Thanks so much! :) FYI that the top level helper text seems fixed:

But the prediction-level helper text is still not locale aware:

(Again, not a big deal at all :) )

In many ways Fatebook is a successor to PredictionBook (now >11 years old!) If you've used PredictionBook in the past, you can import all your PredictionBook questions and scores to Fatebook.

Nice! 

Readers might also be interested in the linux utility version of this: https://github.com/NunoSempere/PredictResolveTally 

Awesome! I have been wanting something like this for a while and am looking forward to trying it out.

See this previous comment of mine for some potentially interesting suggestions:

https://forum.effectivealtruism.org/posts/cbtoajkfeXqJAzhRi/metaculus-year-in-review-2022?commentId=dotzeW2wxM5Avm7jL

(Excuse formatting; on mobile)

In a perfect world, this would also integrate with Alfred on my mac so that it becomes extremely easy and quick to create a new private question


I'm thinking of creating a Chrome extension that will let you type /forecast Will x happen? anywhere on the internet, and it'll create and embed an interactive Fatebook question.

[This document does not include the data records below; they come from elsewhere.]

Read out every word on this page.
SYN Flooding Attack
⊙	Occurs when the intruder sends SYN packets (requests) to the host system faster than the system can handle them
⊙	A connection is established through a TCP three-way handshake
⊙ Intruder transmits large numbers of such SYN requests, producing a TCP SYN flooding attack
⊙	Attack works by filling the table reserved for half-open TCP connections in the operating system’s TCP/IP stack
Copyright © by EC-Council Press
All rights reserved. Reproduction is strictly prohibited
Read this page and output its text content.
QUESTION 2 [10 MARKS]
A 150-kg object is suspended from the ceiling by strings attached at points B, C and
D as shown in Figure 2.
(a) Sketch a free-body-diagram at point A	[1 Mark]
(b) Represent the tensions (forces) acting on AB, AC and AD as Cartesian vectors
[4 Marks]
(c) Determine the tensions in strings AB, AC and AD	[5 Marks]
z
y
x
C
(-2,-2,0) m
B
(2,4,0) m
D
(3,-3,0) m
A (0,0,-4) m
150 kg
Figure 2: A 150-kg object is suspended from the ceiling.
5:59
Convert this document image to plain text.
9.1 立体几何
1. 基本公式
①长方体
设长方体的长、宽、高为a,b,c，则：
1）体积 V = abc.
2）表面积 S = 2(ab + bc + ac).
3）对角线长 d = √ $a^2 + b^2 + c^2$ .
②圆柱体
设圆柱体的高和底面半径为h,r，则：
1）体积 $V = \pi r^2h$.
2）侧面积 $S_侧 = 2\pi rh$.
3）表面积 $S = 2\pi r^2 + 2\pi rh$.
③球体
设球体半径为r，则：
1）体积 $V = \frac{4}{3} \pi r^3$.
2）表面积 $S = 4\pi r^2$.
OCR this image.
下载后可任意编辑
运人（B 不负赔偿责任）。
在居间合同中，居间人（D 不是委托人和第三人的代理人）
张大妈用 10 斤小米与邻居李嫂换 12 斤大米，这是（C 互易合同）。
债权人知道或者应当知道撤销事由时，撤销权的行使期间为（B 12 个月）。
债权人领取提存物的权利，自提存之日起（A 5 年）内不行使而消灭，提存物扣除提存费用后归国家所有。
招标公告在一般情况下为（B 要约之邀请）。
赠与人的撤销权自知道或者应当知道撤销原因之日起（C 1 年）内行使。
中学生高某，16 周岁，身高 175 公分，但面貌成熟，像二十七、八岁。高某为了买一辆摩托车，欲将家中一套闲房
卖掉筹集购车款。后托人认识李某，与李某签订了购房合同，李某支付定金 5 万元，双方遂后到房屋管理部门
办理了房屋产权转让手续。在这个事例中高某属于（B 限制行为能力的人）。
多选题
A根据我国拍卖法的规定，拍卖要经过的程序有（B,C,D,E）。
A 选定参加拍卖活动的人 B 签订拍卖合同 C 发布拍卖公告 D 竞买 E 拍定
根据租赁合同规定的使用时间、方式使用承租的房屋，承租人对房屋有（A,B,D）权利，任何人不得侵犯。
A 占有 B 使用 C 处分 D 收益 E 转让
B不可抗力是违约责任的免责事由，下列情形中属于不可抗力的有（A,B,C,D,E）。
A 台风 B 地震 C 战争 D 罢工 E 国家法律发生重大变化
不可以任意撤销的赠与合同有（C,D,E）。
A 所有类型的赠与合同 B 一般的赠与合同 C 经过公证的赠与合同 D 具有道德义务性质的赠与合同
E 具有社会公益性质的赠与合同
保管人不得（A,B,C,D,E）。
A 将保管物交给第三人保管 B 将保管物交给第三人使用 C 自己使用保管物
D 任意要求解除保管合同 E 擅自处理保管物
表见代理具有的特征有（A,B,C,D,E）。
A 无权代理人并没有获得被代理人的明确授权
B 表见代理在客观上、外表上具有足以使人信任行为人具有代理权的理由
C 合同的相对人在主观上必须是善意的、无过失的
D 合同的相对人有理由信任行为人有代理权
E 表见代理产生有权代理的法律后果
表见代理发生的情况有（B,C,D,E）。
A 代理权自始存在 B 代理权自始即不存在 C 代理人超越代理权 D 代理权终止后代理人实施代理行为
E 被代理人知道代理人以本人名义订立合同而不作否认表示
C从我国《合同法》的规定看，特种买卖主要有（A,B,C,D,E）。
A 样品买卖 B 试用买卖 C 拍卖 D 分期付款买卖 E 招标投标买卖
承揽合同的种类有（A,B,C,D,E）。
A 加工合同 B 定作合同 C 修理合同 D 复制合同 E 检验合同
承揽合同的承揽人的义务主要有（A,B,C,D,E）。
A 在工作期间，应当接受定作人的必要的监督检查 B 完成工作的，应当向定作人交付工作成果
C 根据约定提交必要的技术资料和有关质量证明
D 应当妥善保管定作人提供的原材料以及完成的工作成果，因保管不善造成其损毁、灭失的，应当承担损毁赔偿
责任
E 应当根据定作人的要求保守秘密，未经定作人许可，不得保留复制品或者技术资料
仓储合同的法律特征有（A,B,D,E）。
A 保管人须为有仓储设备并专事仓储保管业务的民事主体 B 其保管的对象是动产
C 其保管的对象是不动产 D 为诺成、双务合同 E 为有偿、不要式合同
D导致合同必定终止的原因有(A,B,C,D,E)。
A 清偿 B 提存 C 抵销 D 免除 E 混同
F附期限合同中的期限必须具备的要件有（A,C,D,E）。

I'm thinking of primarily focussing on Google Docs, because I think the EA community could get a lot of mileage out of making and tracking predictions embedded in reports, strategy docs, etc. This extension would also work in messaging apps, on social media, and even here on the forum (though first-party support might be better for the forum!). 

Great, thanks!

The format could be "[question text]? [resolve date]" where the question mark serves as the indicator for the end of the question text, and the resolve date part can interpret things like "1w", "1y", "eoy", "5d"

I'm interested in adding power user shortcuts like this! 

Currently, if your question text includes a date that Fatebook can recognise, it'll prepopulate the "Resolve by" field with that date. This works for a bunch of common phrases, e.g. "in two weeks" "by next month" "by Jan 2025" "by February" "by tomorrow".

If you play around with the site, I'd be interested to hear if you find yourself still keen for the addition of concise shortcuts like "2w" or if the current natural language date parsing works well for you.

It looks fantastic! Great job as always

I absolutely love that it infers resolving dates from the text! I was positively delighted when the field populated itself when I wrote "by the beginning of september". This is especially important on mobile.

Excited to see if this is a useful tool. Very polished, nice work!